C’est une histoire de droits d’auteurs qui n’en finit pas. Le chanteur Robin Thicke et le producteur Pharrell Williams font appel de la décision de justice qui les a déclarés coupables de d’avoir contrefait une œuvre de Marvin Gaye. Au même moment, le co-auteur d'une autre œuvre de Gaye prétend également que le chanteur-compositeur Ed Sheeran a copié certaines parties de la chanson «Let 's Get it On» (1973).

L'inspiration est une chose instable, mais, il y a un juste équilibre à trouver entre le fait d’être inspiré par une chanson, et en copier les paroles, les notes, ou les séquences. Le jury de Los Angeles a été confronté à cette question en 2015, dans le conflit entre les héritiers de Marvin Gaye et les co-auteurs de «Blurred Lines», Pharrell Williams et Robin Thicke. Ce jury a finalement rendu son verdict en faveur de Gaye, déclarant Williams et Thicke coupables d’avoir contrefaitle hit de 1977 de Gaye «Got to Give it Up», leur ordonnant de payer 7,4 millions de dollars américains.

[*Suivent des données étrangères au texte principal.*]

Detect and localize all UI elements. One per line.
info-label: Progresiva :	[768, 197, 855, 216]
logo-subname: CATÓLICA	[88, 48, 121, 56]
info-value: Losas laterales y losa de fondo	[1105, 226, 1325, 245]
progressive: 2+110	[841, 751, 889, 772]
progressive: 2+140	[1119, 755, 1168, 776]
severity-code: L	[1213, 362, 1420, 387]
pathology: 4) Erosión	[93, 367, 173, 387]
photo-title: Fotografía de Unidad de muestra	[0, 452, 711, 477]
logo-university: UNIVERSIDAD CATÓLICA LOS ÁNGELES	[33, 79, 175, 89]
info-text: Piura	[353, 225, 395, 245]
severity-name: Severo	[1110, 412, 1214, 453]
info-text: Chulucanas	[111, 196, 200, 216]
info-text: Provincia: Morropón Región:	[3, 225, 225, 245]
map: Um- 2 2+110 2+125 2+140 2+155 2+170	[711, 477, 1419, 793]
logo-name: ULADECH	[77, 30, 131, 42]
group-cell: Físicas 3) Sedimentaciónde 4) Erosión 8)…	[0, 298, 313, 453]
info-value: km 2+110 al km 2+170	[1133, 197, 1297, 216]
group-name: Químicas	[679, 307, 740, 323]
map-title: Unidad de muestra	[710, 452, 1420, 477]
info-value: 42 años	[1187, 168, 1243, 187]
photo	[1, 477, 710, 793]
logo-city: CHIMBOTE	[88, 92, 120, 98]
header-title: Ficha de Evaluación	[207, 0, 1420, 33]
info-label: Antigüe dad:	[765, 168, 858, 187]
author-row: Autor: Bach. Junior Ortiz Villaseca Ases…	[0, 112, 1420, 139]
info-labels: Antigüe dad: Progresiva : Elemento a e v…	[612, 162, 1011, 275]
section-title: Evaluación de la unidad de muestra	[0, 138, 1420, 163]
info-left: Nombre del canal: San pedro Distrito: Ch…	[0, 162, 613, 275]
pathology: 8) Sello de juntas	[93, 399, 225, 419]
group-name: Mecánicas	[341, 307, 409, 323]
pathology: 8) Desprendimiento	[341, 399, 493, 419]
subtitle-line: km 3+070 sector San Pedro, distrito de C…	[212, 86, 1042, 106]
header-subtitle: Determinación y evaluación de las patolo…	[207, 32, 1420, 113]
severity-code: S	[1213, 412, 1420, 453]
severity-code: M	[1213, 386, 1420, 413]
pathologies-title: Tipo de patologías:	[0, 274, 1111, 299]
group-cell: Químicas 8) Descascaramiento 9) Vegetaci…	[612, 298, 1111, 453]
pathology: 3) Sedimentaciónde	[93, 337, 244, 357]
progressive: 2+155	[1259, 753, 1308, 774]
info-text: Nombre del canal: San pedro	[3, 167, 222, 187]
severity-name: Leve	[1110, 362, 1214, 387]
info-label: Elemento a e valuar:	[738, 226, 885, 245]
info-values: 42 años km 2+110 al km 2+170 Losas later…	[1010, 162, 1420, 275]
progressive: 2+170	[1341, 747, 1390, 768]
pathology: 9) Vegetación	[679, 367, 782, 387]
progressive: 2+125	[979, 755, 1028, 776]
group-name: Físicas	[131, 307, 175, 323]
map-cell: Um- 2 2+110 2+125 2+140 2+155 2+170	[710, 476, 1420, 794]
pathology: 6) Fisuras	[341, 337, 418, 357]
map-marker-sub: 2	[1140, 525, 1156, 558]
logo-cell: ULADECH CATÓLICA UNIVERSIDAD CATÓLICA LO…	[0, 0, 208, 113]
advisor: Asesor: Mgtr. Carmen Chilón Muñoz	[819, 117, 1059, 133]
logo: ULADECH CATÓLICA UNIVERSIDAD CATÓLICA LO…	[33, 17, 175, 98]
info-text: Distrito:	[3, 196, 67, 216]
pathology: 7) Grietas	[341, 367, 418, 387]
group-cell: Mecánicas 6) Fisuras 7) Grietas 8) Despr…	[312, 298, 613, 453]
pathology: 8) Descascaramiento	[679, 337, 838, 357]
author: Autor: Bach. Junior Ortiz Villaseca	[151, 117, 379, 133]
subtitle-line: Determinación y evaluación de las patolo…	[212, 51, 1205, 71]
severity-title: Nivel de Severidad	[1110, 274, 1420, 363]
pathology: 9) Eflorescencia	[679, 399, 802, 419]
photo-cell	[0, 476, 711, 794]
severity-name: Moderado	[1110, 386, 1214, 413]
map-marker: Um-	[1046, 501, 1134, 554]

Depuis, Thicke et Williams ont décidé de faire appel en invoquant le fait que les mélodies des deux chansons étaient différentes - et que le jury avait été mal influencé par les mêmes «sensation» et «groove» ressentis sur les deux chansons. Cette action est soutenue par de grands noms dans le monde de la musique, dont beaucoup pensent que la décision initiale aura un effet négatif sur la liberté artistique.

Plus de 200 musiciens ont signé une pétition artistique pour soutenir cette procédure d’appel, affirmant que «tous les titres de musique s’inspirent d’œuvres musicales antérieures, surtout au sein d'un genre musical particulier. En éliminant toute norme significative permettant de tracer une ligne claire entre l'inspiration admissible et la copie illégale, le jugement est certain d'étouffer la créativité et d'entraver le processus de création.» Il appartient désormais à l’instance supérieure de trancher.

Un effet domino ?
Du différend «Blurred Lines» au problème de guitare de «Stairway to Heaven», il semble qu’il ne se passe pas une semaine sans qu’une autre affaire de propriété intellectuelle ne fasse les gros titres des journaux concernant la musique. Mais, ce phénomène est-il le signe d’une réelle augmentation du plagia, ou révèle-t-til simplement un intérêt pour les montants d’argent colossaux qui sont en jeu une fois qu’un groupe de pop ou qu’une chanson recnontre le succès ?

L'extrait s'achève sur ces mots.